Camera obscura: estimating the scale of camera surveillance in the UK

  • Research from 2013 estimates the number of surveillance cameras in the UK at up to six million. Today’s figure is likely to be much higher.
  • The UK annual spend of around £2.2bn a year on surveillance camera technology gives some idea of the scale of camera surveillance.
  • Transport for London has approximately 20,000 surveillance cameras, including automatic number plate recognition (ANPR) and CCTV. It shares data from thousands of strategically placed ANPR cameras with the Metropolitan Police.
  • Anecdotal evidence suggests that at least 600 local town, parish and district councils use video surveillance equipment in public places in partnership with police and business.
  • The Metropolitan Police and Greater Manchester Police, taken together, deploy more than 25,000 body-worn cameras.
  • Most of the 418 local authorities in the UK host town centre CCTV control rooms, plus surveillance systems covering housing, leisure, planning and refuse collection, among other areas. They use body-worn video cameras, ANPR and, increasingly, drones.
  • The 43 police forces across England and Wales deploy surveillance cameras, ranging from CCTV in police stations, body-worn video, drones, cameras on helicopters and vehicles, and ANPR. Some forces are using analytics technology, combined with facial recognition, to predict people’s behaviour.
  • 90% of cameras are operated by businesses, quasi-government organisations, public sector organisations, other public sector organisations, the voluntary sector and private households.

Source: Surveillance Camera Commissioner Annual Report 2016/17

These evolving capabilities present new regulatory challenges and may, in the future, lead to the regulator for video camera surveillance being replaced by a regulator for open source surveillance.

The technology already exists to allow sensors at an airport to detect traces of explosives and pass that information to video surveillance networks that can use facial recognition technology to identify individuals, and match them in real time against watch-lists of suspects.

But there are gaps and overlaps in regulatory oversight, which will need to be addressed if the public are to have confidence in surveillance cameras.

“I am concerned at the incrementally intrusive development of surveillance cameras in the everyday lives of citizens,” said porter.

UK is most watched western democracy

Silkie Carlo, director of Big Brother Watch, said the UK was already the most surveilled country of any western democracy – and the surveillance state appears to be dangerously expanding.

She called for the government to take action to protect the public from indiscriminate surveillance.

“It is an outrage that police forces across the UK are using facial recognition in public spaces – effectively biometric checkpoints – in the absence of any clear legal basis or public consent,” said Carlo.

“In addition, TfL, the NHS and schools are operating thousands of surveillance cameras beyond the oversight of the commissioner, and the state is using cameras on our roads to track and record the car journeys of millions of ordinary, law-abiding citizens,” she said.

National surveillance strategy

A national surveillance camera strategy for England and Wales, published in March 2017, will lead to a clearer path for better compliance, regulation and standards for surveillance camera equipment and personnel, according to a report by the surveillance camera commissioner.

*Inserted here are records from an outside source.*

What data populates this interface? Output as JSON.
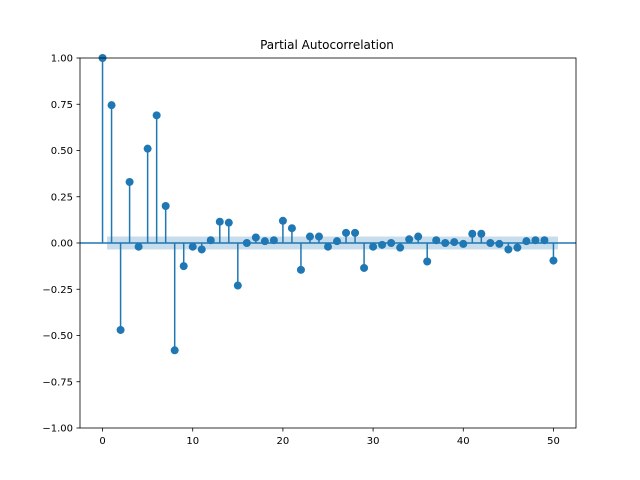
{
  "chart_data": {
    "type": "stem",
    "title": "Partial Autocorrelation",
    "xlabel": "",
    "ylabel": "",
    "xlim": [
      -2.5,
      52.5
    ],
    "ylim": [
      -1.0,
      1.0
    ],
    "x_ticks": [
      0,
      10,
      20,
      30,
      40,
      50
    ],
    "y_ticks": [
      -1.0,
      -0.75,
      -0.5,
      -0.25,
      0.0,
      0.25,
      0.5,
      0.75,
      1.0
    ],
    "x_tick_labels": [
      "0",
      "10",
      "20",
      "30",
      "40",
      "50"
    ],
    "y_tick_labels": [
      "−1.00",
      "−0.75",
      "−0.50",
      "−0.25",
      "0.00",
      "0.25",
      "0.50",
      "0.75",
      "1.00"
    ],
    "confidence_band": 0.035,
    "grid": false,
    "colors": {
      "stem": "#1f77b4",
      "band": "#1f77b4"
    },
    "x": [
      0,
      1,
      2,
      3,
      4,
      5,
      6,
      7,
      8,
      9,
      10,
      11,
      12,
      13,
      14,
      15,
      16,
      17,
      18,
      19,
      20,
      21,
      22,
      23,
      24,
      25,
      26,
      27,
      28,
      29,
      30,
      31,
      32,
      33,
      34,
      35,
      36,
      37,
      38,
      39,
      40,
      41,
      42,
      43,
      44,
      45,
      46,
      47,
      48,
      49,
      50
    ],
    "values": [
      1.0,
      0.745,
      -0.47,
      0.33,
      -0.02,
      0.51,
      0.69,
      0.2,
      -0.58,
      -0.125,
      -0.02,
      -0.035,
      0.015,
      0.115,
      0.11,
      -0.23,
      0.0,
      0.03,
      0.01,
      0.015,
      0.12,
      0.08,
      -0.145,
      0.035,
      0.035,
      -0.02,
      0.01,
      0.055,
      0.055,
      -0.135,
      -0.02,
      -0.01,
      0.0,
      -0.025,
      0.02,
      0.035,
      -0.1,
      0.015,
      0.0,
      0.005,
      -0.005,
      0.05,
      0.05,
      0.0,
      -0.005,
      -0.035,
      -0.025,
      0.01,
      0.015,
      0.015,
      -0.095
    ]
  }
}
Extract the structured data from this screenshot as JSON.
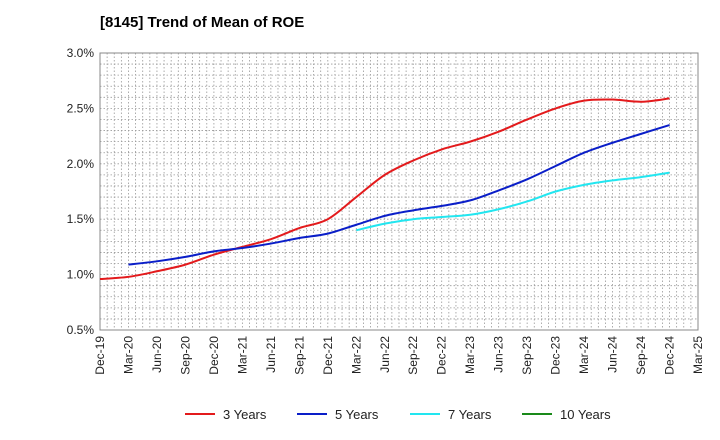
{
  "chart_data": {
    "type": "line",
    "title": "[8145]  Trend of Mean of ROE",
    "xlabel": "",
    "ylabel": "",
    "x": [
      "Dec-19",
      "Mar-20",
      "Jun-20",
      "Sep-20",
      "Dec-20",
      "Mar-21",
      "Jun-21",
      "Sep-21",
      "Dec-21",
      "Mar-22",
      "Jun-22",
      "Sep-22",
      "Dec-22",
      "Mar-23",
      "Jun-23",
      "Sep-23",
      "Dec-23",
      "Mar-24",
      "Jun-24",
      "Sep-24",
      "Dec-24",
      "Mar-25"
    ],
    "ylim": [
      0.5,
      3.0
    ],
    "yticks": [
      "0.5%",
      "1.0%",
      "1.5%",
      "2.0%",
      "2.5%",
      "3.0%"
    ],
    "yticks_values": [
      0.5,
      1.0,
      1.5,
      2.0,
      2.5,
      3.0
    ],
    "grid": true,
    "legend_position": "bottom",
    "series": [
      {
        "name": "3 Years",
        "color": "#e31a1c",
        "values": [
          0.96,
          0.98,
          1.03,
          1.09,
          1.18,
          1.25,
          1.32,
          1.42,
          1.5,
          1.7,
          1.9,
          2.03,
          2.13,
          2.2,
          2.29,
          2.4,
          2.5,
          2.57,
          2.58,
          2.56,
          2.59,
          null
        ]
      },
      {
        "name": "5 Years",
        "color": "#0a1ec8",
        "values": [
          null,
          1.09,
          1.12,
          1.16,
          1.21,
          1.24,
          1.28,
          1.33,
          1.37,
          1.45,
          1.53,
          1.58,
          1.62,
          1.67,
          1.76,
          1.86,
          1.98,
          2.1,
          2.19,
          2.27,
          2.35,
          null
        ]
      },
      {
        "name": "7 Years",
        "color": "#22e6f0",
        "values": [
          null,
          null,
          null,
          null,
          null,
          null,
          null,
          null,
          null,
          1.4,
          1.46,
          1.5,
          1.52,
          1.54,
          1.59,
          1.66,
          1.75,
          1.81,
          1.85,
          1.88,
          1.92,
          null
        ]
      },
      {
        "name": "10 Years",
        "color": "#1a8a1a",
        "values": [
          null,
          null,
          null,
          null,
          null,
          null,
          null,
          null,
          null,
          null,
          null,
          null,
          null,
          null,
          null,
          null,
          null,
          null,
          null,
          null,
          null,
          null
        ]
      }
    ]
  }
}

The three-year strategy aims to raise standards for camera manufacturers, installers and organisations that make use of surveillance cameras, including better cyber security, and will emphasise the importance of informed consent for surveillance in public places.

The commissioner is working with universities, parking associations, local authorities and public houses to persuade them to voluntarily take up the surveillance camera code. Work is also underway to develop standards for the use of body-worn video cameras.

Marks and Spencer became the first UK-wide retailer to adopt the SC code voluntarily, Barnsley Hospital the first organisation from the NHS, and Nuneaton Ropewalk the first shopping centre to do so.